Segundo o Datafolha, todos os
parlamentares foram contatados, mas mesmo com a garantia da não identificação
do respondente e com os variados meios de coleta, 37% deles preferiram não
responder à pesquisa. Além disso, entre os que responderam, 18% dos deputados e
12% dos senadores não se posicionaram em relação ao impeachment da presidente
Dilma. Esse percentual de respostas deixa dúvidas em relação ao posicionamento
da Casa sobre o principal tema em debate hoje no país.
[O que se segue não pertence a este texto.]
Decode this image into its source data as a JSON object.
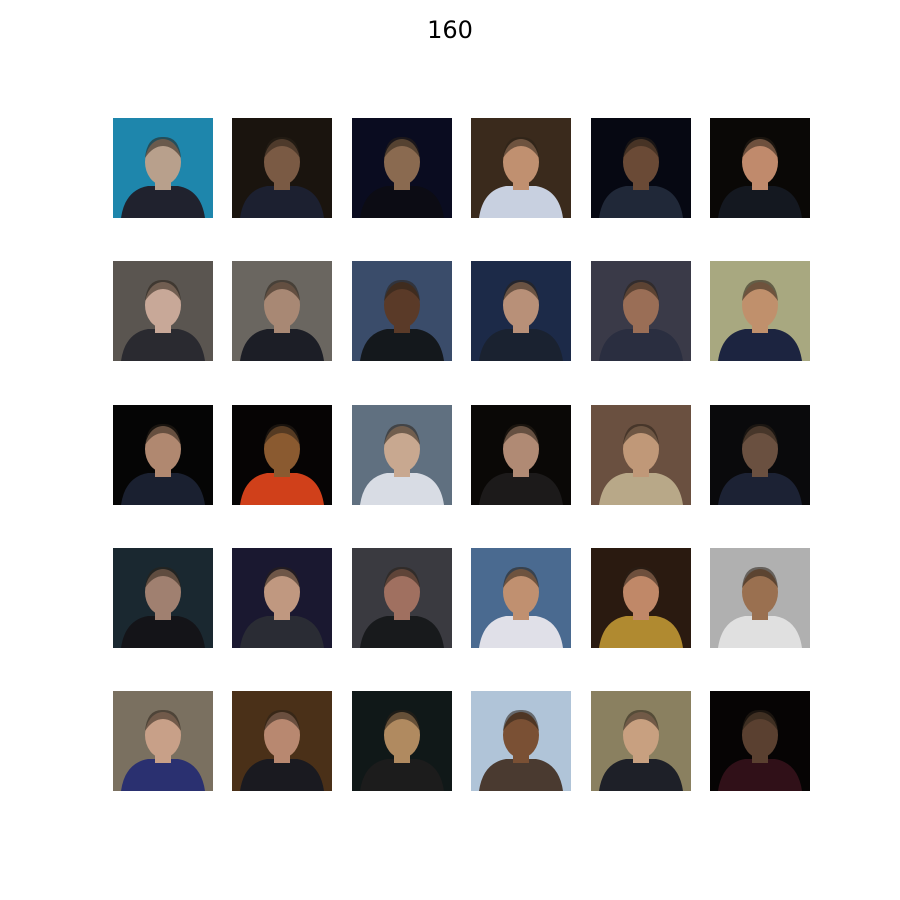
{
  "title": "160"
}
Como se faz em pesquisas de opinião,
recalculamos os resultados divulgados pelo Datafolha considerando apenas os
votos válidos, ou seja, aqueles que responderam e se posicionaram sobre o tema.
Entre estes – 45% do total –, mesmo sendo a maioria aqueles que defendem o
impeachment, dentro da Casa o cenário ainda é relativamente confortável para a
presidente, uma vez que os ritos impõem a necessidade de 2/3 dos votos (66%)
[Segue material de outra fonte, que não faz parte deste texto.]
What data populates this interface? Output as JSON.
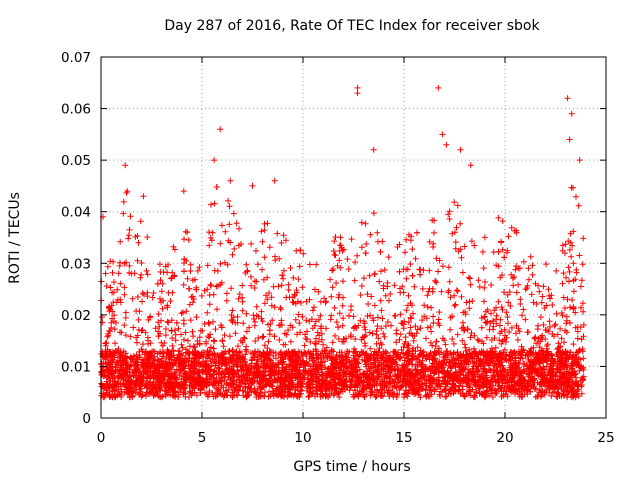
{
  "chart_data": {
    "type": "scatter",
    "title": "Day 287 of 2016, Rate Of TEC Index for receiver sbok",
    "xlabel": "GPS time / hours",
    "ylabel": "ROTI / TECUs",
    "xlim": [
      0,
      25
    ],
    "ylim": [
      0,
      0.07
    ],
    "xticks": [
      0,
      5,
      10,
      15,
      20,
      25
    ],
    "xtick_labels": [
      "0",
      "5",
      "10",
      "15",
      "20",
      "25"
    ],
    "yticks": [
      0,
      0.01,
      0.02,
      0.03,
      0.04,
      0.05,
      0.06,
      0.07
    ],
    "ytick_labels": [
      "0",
      "0.01",
      "0.02",
      "0.03",
      "0.04",
      "0.05",
      "0.06",
      "0.07"
    ],
    "grid": true,
    "marker": "+",
    "color": "#ff0000",
    "series": [
      {
        "name": "ROTI",
        "note": "dense scatter of ~10000 points across 0-23.9 h; baseline 0.005-0.012 TECU with frequent spikes to 0.02-0.045",
        "sample_time_range": [
          0,
          23.9
        ],
        "peaks": [
          {
            "x": 0.1,
            "y": 0.039
          },
          {
            "x": 1.2,
            "y": 0.049
          },
          {
            "x": 1.3,
            "y": 0.044
          },
          {
            "x": 2.1,
            "y": 0.043
          },
          {
            "x": 4.1,
            "y": 0.044
          },
          {
            "x": 5.6,
            "y": 0.05
          },
          {
            "x": 5.9,
            "y": 0.056
          },
          {
            "x": 6.4,
            "y": 0.046
          },
          {
            "x": 7.5,
            "y": 0.045
          },
          {
            "x": 8.6,
            "y": 0.046
          },
          {
            "x": 12.7,
            "y": 0.064
          },
          {
            "x": 12.7,
            "y": 0.063
          },
          {
            "x": 13.5,
            "y": 0.052
          },
          {
            "x": 16.7,
            "y": 0.064
          },
          {
            "x": 16.9,
            "y": 0.055
          },
          {
            "x": 17.1,
            "y": 0.053
          },
          {
            "x": 17.8,
            "y": 0.052
          },
          {
            "x": 18.3,
            "y": 0.049
          },
          {
            "x": 23.1,
            "y": 0.062
          },
          {
            "x": 23.3,
            "y": 0.059
          },
          {
            "x": 23.2,
            "y": 0.054
          },
          {
            "x": 23.7,
            "y": 0.05
          }
        ]
      }
    ]
  }
}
para abertura do processo.
Na Câmara dos Deputados, considerando
apenas os votos válidos, 55% afirmaram que, se o Plenário da Câmara apreciar a
abertura do processo, votariam a favor e 45% disseram que votariam contra.
Já no Senado, onde o julgamento deve
ocorrer caso seja iniciado na Câmara, também seriam necessários 66% dos votos
para condenação. Conforme revelado pelo Datafolha, considerando apenas os votos
válidos, a situação da presidente é mais confortável pois, entre os que se
posicionaram, a presidente seria absolvida por 54% da Casa e condenada por 46%.
Contudo, este resultado nem de longe
traz paz ao Planalto. O posicionamento daqueles que não responderam ou não se
posicionaram é capaz de mudar os resultados do processo tanto em uma direção
quanto em outra, nas duas casas legislativas.
Um eleitor indeciso em uma pesquisa de
opinião, em geral, tem sua preferência desconsiderada e as estimativas de votos
válidos são bem assertivas. Mas quando falamos das elites políticas,
desconsiderar aqueles que não se posicionaram é um risco alto. Eles podem,
assim como as vacas na hora da ordenha, estar em busca de carinho para soltar o
leite. E esse carinho, em geral, custa bem mais do que afagos do tratador.
Elites políticas querem também afagos, mas principalmente cargos e dinheiro.
Com estes nas mãos, não escondem seu leite.